With the Internet making local artists available to anyone, anywhere, anytime, hip-hop’s historic emphasis on regionalism is fading. In many ways, hip-hop artists fight the same uphill battle faced by countless local musicians: Indianapolis, at its heart, is not a strong live-music town. “It’s a very lazy culture here,” says Baker. “Most people would rather sit on the couch or go to a movie.” The Mudkids describe finding enthusiastic and supportive crowds in other cities where they are less-known, but here, says Hickey, “You can kill yourself to promote a show and nobody comes out.”
“With hip-hop, it’s on and off,” says Alan Roberts (a.k.a. DJ Topspeed), a prominent local DJ who performs with the Twilight Sentinels and hosts a hip-hop radio show on 96.3 FM. “These things come in waves, in cycles.” And while the Indianapolis “scene” might be suffering a lull at the moment, things still look bright for a few individual artists. The Twilight Sentinels, for example, have a deal with indie label F-5 Records out of St. Louis; have released one album, Meanwhile..., and are working on another; and Miner says at least one rapper he represents, Kayo, is “in discussions” with several record-label reps. “Within a year,” says Roberts, “there could be a few people signed out of Indianapolis.”

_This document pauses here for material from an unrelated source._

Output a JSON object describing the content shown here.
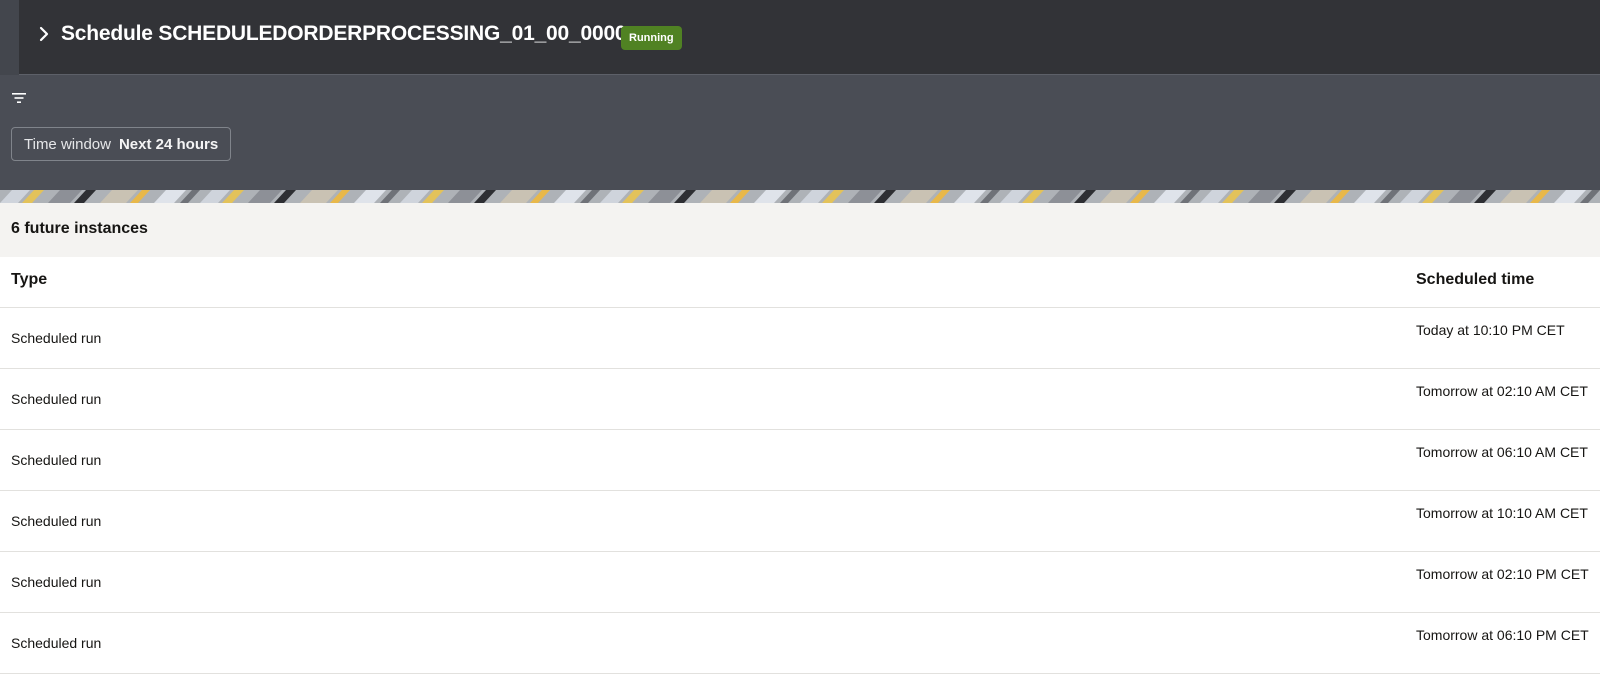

But even relative stardom for Indianapolis artists might not translate to notoriety for the city, largely because of how the industry is changing. Music kingmakers favor fleeting artists who produce catchy, throwaway singles known disparagingly as “ringtone rap,” which puts album-oriented groups like the Mudkids, who depend largely on grassroots appeal, at a disadvantage. And with the Internet making local artists available to anyone, anywhere, anytime, hip-hop’s historic emphasis on regionalism is fading. “It doesn’t matter where you are in this day and age,” says Roberts. “You could be in Dirtbag, Iowa, and still make it.”
So wondering whether Indianapolis can ever become a breakout hip-hop destination, then, might not be the right question at all.